Security Policy

Security Policy

This site is built with Jekyll and deployed via GitHub Pages. The goal is to keep the attack surface minimal and the content trustworthy.

Report a vulnerability

  • Preferred: Email security@nicolin-dora.ch (PGP: /assets/files/pgp_nicolin_dora.asc)
  • Alternative: Open a GitHub security advisory (private) on this repository.
  • Please include reproduction steps, impact, and scope. We aim to respond within 7 days.

Supported versions

This is a static site. We support the state of main.
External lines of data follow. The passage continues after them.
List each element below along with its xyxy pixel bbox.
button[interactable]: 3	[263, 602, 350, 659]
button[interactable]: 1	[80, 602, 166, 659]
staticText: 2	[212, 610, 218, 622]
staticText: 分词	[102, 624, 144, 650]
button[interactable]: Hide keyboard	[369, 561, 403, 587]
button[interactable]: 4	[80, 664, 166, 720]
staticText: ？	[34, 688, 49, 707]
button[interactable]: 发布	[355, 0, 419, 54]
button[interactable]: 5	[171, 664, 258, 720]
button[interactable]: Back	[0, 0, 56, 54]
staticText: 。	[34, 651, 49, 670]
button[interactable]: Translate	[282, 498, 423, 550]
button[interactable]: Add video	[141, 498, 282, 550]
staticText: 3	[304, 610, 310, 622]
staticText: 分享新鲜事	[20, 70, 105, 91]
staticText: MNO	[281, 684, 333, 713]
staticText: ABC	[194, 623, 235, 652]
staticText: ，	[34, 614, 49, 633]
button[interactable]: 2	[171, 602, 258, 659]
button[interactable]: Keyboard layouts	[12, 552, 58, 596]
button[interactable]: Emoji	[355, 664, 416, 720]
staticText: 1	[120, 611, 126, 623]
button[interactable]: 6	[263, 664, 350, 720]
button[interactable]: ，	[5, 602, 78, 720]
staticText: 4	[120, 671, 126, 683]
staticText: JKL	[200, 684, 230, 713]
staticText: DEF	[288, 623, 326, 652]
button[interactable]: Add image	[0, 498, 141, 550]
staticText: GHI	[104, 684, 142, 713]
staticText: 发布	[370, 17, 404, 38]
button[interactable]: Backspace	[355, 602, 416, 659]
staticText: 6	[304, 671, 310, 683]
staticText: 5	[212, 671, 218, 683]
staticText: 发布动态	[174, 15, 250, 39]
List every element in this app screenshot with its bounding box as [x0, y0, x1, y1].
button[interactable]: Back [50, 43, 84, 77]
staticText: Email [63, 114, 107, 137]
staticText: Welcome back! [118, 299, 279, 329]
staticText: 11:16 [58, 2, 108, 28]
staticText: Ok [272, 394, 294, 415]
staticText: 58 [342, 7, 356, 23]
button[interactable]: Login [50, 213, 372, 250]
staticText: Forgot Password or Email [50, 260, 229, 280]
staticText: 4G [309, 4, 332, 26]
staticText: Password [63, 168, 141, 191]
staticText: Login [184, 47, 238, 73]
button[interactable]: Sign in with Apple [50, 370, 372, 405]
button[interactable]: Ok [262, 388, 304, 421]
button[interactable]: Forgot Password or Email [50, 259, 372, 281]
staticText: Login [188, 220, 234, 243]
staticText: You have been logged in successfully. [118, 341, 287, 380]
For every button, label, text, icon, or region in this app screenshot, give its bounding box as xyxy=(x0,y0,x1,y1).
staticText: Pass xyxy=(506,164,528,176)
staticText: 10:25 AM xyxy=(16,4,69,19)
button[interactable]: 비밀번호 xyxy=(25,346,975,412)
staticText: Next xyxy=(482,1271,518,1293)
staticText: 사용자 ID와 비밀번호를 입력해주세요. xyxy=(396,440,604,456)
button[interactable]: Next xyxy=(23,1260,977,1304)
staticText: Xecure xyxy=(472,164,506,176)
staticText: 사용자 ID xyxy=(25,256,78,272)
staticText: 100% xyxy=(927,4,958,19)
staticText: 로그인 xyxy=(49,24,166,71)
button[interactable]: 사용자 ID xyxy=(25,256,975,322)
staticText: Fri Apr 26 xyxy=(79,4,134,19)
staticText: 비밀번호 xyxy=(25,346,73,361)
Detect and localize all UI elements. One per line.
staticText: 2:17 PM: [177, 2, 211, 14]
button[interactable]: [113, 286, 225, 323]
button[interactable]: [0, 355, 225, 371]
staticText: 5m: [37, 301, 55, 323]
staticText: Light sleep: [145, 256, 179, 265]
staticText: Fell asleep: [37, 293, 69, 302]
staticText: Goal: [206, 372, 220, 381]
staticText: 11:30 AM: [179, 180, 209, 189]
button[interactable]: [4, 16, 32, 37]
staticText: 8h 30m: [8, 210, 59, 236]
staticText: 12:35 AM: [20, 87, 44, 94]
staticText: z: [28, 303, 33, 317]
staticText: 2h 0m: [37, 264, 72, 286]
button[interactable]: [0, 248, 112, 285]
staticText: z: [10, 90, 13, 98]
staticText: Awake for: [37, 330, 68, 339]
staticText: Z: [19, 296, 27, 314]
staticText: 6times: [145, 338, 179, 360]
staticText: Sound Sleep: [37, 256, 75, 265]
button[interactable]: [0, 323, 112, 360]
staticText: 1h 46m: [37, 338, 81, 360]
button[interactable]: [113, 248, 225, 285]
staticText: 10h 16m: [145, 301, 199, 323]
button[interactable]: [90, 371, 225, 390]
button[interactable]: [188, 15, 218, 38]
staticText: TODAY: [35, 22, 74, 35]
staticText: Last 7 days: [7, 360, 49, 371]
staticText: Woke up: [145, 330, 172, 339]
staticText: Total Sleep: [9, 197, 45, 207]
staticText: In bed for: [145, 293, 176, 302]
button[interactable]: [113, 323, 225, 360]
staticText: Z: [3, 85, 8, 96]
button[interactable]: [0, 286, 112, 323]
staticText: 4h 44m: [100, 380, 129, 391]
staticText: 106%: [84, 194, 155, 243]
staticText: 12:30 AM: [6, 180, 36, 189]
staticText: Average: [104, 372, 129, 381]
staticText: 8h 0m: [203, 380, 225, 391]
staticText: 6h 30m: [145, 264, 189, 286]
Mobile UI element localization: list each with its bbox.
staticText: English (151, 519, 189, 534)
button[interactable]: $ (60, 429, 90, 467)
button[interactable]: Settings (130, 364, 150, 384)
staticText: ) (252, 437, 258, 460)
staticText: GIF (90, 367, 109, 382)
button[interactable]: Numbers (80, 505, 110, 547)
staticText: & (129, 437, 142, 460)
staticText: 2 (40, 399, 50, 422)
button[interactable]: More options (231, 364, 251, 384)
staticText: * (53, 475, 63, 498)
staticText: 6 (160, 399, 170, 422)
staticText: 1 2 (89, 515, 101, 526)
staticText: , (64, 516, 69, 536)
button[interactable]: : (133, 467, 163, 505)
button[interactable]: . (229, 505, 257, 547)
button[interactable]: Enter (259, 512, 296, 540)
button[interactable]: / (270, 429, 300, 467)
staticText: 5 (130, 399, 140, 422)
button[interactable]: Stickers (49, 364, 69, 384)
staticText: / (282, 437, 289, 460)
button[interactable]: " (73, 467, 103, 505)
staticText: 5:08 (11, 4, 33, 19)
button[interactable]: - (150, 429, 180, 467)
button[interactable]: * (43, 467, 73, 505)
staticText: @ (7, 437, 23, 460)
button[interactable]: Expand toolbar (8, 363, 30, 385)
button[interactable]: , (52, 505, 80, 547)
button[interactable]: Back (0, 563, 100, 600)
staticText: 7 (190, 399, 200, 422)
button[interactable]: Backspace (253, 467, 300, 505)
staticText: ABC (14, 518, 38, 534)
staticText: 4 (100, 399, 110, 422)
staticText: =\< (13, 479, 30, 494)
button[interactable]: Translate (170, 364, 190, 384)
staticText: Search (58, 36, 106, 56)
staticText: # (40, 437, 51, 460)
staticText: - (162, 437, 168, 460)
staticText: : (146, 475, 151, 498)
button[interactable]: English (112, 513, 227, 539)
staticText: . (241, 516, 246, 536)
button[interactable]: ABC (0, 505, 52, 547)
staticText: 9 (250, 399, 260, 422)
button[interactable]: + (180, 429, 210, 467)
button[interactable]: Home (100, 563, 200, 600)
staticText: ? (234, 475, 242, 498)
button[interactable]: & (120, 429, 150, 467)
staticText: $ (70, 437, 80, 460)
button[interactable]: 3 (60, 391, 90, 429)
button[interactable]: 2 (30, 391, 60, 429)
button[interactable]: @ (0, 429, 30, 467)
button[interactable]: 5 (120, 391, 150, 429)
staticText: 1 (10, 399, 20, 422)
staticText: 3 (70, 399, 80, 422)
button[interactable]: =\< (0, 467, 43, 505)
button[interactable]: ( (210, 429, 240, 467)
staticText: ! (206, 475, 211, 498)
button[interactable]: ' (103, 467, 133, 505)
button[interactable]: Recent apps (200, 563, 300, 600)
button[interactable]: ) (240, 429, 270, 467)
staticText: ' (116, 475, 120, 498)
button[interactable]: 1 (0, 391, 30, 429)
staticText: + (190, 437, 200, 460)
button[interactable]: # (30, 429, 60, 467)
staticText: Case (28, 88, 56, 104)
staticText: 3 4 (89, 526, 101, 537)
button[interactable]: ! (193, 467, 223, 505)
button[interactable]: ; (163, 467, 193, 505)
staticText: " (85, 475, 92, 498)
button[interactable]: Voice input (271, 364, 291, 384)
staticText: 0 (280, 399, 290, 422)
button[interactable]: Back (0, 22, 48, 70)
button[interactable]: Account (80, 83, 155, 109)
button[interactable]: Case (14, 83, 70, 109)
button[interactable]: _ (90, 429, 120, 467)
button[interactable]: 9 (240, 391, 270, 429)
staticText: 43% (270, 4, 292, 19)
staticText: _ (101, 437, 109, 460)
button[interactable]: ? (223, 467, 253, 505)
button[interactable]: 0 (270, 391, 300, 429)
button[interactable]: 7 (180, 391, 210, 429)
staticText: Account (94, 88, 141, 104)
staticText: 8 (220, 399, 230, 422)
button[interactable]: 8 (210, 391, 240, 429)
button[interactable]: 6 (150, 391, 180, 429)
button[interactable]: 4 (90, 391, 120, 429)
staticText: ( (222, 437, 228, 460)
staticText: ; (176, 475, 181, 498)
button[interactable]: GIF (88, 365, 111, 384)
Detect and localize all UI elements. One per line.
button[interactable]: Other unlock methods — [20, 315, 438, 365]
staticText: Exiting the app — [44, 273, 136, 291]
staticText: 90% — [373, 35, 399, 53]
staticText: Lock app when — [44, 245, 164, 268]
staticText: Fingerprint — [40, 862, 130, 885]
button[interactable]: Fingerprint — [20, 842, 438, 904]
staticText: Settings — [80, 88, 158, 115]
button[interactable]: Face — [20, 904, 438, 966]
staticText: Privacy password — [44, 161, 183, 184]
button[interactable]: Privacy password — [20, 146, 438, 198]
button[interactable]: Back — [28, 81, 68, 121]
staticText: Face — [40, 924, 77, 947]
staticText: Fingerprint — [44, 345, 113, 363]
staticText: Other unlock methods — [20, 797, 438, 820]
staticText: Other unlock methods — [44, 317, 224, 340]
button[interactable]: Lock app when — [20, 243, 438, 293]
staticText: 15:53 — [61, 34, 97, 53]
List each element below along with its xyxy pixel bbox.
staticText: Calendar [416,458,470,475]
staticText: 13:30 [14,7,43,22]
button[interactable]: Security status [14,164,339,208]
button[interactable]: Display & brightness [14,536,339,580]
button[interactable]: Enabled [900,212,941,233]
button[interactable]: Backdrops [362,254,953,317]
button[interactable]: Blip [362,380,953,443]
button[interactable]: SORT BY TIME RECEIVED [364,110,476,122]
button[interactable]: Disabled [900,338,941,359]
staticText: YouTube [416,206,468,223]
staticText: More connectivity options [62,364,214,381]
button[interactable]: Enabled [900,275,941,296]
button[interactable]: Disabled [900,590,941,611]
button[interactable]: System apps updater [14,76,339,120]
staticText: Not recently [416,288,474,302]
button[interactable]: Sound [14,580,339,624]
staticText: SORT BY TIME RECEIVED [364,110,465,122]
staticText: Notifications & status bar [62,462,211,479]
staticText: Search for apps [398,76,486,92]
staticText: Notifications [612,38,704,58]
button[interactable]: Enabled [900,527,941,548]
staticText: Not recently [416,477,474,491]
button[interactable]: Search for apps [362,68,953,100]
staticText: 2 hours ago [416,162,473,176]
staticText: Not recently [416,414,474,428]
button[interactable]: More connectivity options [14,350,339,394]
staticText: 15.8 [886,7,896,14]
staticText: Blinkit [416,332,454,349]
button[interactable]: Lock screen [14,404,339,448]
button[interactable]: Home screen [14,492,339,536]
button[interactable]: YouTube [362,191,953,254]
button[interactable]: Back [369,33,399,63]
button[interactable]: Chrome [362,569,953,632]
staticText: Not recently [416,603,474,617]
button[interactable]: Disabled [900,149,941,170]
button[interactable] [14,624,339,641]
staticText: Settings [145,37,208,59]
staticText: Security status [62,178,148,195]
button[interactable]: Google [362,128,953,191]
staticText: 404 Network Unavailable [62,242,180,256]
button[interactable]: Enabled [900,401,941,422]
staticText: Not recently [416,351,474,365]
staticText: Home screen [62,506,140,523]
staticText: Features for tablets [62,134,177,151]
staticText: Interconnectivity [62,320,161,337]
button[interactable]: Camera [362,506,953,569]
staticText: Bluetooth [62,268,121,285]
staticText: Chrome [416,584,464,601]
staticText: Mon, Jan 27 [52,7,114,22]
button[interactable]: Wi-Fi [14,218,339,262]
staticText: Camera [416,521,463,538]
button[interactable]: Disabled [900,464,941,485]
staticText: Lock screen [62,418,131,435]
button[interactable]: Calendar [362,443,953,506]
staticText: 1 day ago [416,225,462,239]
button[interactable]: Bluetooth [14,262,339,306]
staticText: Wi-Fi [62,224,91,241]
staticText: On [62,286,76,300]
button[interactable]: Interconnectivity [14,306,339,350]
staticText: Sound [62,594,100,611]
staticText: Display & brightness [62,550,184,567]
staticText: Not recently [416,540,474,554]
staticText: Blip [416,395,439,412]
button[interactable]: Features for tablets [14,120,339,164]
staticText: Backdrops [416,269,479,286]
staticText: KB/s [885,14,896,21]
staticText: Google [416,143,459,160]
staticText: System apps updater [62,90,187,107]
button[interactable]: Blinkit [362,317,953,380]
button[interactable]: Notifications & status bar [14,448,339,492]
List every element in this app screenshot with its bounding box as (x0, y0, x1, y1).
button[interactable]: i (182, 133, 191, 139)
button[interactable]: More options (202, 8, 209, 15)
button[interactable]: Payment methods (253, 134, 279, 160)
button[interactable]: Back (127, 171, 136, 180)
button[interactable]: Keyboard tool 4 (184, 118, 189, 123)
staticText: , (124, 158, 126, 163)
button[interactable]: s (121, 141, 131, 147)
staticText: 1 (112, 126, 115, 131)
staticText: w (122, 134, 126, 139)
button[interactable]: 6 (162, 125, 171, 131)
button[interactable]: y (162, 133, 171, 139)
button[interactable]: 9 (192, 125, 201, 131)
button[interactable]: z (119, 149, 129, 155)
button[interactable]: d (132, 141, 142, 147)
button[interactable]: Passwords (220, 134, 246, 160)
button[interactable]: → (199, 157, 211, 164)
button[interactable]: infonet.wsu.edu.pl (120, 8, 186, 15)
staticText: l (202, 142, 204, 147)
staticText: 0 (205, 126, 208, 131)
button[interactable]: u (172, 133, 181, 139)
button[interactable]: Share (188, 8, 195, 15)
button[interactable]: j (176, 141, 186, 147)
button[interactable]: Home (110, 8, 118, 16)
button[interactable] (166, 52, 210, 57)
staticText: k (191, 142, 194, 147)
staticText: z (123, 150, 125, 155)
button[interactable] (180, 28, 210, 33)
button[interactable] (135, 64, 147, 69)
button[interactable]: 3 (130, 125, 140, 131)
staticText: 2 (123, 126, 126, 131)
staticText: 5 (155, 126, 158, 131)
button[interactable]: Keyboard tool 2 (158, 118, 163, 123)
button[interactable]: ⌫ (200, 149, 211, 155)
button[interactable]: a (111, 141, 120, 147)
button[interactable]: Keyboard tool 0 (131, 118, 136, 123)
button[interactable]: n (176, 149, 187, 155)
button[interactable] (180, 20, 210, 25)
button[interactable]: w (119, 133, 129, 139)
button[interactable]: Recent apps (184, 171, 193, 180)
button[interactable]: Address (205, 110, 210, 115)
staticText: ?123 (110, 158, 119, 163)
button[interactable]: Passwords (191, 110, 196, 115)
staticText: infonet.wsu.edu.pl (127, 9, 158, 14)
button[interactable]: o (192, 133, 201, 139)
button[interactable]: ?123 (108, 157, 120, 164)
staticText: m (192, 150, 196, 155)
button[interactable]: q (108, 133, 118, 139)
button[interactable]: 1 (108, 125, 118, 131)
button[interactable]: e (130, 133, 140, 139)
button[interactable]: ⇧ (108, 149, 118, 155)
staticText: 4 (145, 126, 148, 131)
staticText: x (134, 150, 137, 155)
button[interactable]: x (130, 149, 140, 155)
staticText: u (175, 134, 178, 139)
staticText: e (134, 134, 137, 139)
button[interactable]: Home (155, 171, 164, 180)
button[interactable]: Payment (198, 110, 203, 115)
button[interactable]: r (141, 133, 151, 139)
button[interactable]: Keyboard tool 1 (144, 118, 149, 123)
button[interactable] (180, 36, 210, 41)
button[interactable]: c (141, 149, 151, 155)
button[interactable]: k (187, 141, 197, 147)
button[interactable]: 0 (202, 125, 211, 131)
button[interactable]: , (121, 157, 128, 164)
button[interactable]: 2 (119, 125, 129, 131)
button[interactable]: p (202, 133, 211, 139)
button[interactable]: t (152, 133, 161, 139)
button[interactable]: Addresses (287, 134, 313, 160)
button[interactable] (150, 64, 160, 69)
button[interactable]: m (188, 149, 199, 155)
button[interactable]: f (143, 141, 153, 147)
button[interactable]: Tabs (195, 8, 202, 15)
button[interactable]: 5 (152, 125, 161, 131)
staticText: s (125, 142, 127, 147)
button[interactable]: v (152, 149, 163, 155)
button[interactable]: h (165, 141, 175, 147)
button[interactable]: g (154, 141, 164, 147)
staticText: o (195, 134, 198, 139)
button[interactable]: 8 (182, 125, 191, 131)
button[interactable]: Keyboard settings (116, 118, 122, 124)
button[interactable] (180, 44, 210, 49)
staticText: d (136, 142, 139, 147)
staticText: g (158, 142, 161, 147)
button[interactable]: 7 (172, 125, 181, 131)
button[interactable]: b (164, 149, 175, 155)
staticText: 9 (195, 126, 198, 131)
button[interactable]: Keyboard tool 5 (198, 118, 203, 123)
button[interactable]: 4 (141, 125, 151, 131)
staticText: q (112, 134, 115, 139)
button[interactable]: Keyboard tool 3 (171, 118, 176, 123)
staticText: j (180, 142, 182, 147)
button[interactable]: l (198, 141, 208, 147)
Historical builds are not maintained.

Hardening choices

  • Dependencies:
    • Use the github-pages gem to pin the GitHub‑vetted Jekyll and plugin set.
    • Dependabot enabled for Bundler and GitHub Actions.
  • Build Safety:
    • GitHub Actions CI builds the site and runs HTMLProofer checks (broken links, HTTPS enforcement, missing anchors).
    • CodeQL enabled for Ruby/JS code.
  • Content Security & Privacy:
    • CSP via <meta http-equiv> with tight defaults. We only allow minimal external origins (GoatCounter analytics). Inline scripts are avoided; redirects use <meta http-equiv="refresh">.
    • External links use rel="noopener" (and noreferrer where appropriate) in templates.
    • Referrer policy: strict-origin-when-cross-origin.
    • Analytics: GoatCounter, production only, no cookies; respects DNT.
  • Disclosure:
    • /.well-known/security.txt points here.
  • Hygiene:
    • .gitignore prevents publishing build artifacts and environment files.

Operational guidance

  • Enforce HTTPS in the repository settings (GitHub Pages -> Enforce HTTPS).
  • Enable branch protection on main: require PR review, passing CI, and up‑to‑date with base.
  • Secrets: Secret scanning (GitHub Advanced Security) should be enabled; avoid secrets in this repo.

Going further (optional)

GitHub Pages does not support setting server headers. If you need strict headers (HSTS preload, server‑enforced CSP/Permissions‑Policy), consider a CDN like Cloudflare or a reverse proxy. Then set headers like:

  • Strict-Transport-Security: max-age=63072000; includeSubDomains; preload
  • Content-Security-Policy: (server‑side version of the meta tag)
  • Permissions-Policy: geolocation=(), camera=(), microphone=()

Document any allow‑listed domains and the reason in PRs.